No doubt some of you are horrified by "old" tortillas and cheese. Had it been uncooked meat, I would definitely have thrown it out; I once got as sick as a dog on some past-its-prime hamburger.
But old tortillas are fine, if sometimes a little tough, and heck, some people pay extra for cheese with mold on it.
Reality is just outside
From my kitchen window, I’ve watched a homeless guy pull food from the Dumpster. When I’ve asked him to please put the bag back, he bolts – still chewing. It’s a real-life example of "people are starving in (whatever country your parents used to name)."
Would that man turn up his nose at three-day-old chicken? Doubtful.

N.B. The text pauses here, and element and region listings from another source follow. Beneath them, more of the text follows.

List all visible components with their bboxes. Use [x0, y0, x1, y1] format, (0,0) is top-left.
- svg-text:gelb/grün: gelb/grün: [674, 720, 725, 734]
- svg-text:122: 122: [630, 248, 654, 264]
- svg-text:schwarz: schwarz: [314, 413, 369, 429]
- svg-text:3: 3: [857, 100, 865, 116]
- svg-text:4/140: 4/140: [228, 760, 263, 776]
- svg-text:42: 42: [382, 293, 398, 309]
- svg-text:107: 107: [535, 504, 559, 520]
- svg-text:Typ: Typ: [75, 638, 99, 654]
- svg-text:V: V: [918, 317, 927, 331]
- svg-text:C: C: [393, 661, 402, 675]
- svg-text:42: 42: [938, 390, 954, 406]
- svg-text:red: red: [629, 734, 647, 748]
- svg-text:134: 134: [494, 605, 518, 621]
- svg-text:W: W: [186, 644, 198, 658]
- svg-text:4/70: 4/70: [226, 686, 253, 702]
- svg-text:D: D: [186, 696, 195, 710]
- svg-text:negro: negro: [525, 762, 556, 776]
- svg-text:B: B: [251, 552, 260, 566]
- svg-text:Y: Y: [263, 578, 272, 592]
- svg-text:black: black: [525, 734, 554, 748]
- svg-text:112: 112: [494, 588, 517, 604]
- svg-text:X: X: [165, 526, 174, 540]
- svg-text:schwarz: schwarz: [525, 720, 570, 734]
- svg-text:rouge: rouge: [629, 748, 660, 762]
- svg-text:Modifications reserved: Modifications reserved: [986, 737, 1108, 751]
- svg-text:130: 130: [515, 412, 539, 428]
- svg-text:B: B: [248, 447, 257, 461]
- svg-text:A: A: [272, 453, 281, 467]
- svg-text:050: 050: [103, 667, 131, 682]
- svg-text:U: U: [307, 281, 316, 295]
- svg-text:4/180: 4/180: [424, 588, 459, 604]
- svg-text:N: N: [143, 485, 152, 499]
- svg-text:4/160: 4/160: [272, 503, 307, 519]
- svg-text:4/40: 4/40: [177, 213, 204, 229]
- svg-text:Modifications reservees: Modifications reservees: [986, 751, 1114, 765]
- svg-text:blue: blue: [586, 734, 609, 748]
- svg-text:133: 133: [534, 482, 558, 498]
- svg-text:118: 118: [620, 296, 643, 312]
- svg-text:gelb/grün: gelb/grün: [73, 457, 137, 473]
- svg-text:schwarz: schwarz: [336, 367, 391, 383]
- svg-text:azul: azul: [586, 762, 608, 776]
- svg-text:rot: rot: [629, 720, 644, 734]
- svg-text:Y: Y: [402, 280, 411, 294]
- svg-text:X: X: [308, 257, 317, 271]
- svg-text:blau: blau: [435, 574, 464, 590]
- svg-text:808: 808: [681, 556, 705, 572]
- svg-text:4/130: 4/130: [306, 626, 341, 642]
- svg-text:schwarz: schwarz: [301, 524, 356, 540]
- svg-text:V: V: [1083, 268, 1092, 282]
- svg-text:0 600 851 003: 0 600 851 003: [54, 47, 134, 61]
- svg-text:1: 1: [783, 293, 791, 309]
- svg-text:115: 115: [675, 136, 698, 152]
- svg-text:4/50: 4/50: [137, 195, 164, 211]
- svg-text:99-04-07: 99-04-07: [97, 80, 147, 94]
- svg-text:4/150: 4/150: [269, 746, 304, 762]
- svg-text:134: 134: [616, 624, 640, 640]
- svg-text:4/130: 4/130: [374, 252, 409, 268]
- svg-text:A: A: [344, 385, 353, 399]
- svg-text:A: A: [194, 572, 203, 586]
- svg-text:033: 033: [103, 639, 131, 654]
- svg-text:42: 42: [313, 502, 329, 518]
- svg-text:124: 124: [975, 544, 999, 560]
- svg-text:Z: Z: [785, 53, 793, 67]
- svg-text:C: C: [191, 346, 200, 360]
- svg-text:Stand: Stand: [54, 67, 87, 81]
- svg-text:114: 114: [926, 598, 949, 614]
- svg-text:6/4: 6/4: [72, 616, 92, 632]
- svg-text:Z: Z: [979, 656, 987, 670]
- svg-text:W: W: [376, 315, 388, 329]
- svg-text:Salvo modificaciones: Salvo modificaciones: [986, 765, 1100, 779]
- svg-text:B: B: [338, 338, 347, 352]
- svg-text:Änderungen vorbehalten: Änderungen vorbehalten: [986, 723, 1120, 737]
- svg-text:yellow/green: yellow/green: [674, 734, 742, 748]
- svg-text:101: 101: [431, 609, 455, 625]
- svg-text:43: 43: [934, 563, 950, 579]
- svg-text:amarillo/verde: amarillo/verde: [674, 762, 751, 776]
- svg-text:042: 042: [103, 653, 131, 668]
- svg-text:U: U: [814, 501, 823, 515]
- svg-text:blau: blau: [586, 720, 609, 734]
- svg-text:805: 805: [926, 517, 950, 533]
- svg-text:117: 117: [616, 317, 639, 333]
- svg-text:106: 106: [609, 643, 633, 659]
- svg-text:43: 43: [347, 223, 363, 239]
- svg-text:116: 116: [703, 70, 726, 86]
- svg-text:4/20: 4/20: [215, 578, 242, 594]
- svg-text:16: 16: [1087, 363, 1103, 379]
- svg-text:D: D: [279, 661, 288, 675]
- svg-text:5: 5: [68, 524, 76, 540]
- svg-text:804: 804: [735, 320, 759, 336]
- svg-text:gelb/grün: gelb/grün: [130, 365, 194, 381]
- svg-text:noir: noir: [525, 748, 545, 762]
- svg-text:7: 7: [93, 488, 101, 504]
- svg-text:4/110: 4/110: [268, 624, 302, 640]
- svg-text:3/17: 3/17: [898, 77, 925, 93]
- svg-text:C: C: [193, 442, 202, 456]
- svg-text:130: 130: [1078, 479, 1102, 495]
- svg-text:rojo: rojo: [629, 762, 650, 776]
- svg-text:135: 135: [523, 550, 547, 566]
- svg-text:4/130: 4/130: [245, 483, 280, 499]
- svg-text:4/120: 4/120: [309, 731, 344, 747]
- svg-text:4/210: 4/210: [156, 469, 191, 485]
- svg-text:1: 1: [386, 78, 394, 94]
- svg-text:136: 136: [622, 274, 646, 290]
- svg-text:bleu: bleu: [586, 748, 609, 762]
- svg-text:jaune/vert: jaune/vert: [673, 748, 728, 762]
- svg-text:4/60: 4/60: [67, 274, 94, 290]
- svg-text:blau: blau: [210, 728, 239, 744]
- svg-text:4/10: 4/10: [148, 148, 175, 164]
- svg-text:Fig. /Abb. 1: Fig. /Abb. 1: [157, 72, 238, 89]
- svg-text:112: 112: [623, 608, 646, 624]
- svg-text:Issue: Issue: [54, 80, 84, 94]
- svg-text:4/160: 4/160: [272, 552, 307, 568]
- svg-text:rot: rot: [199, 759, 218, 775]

Would most of the hungry people in the world consider last night’s meatloaf unacceptable? The vegetarian ones, maybe.
Would my mother countenance throwing away food just because it didn’t appeal to me right off the bat? I pictured her in Heaven, shaking her now-celestial finger at me: You’re not going to waste that, are you?
No, I’m not. I think that Americans waste way too much food. Yes, it was only a few ounces of chicken. But people are starving in Darfur. And in Seattle.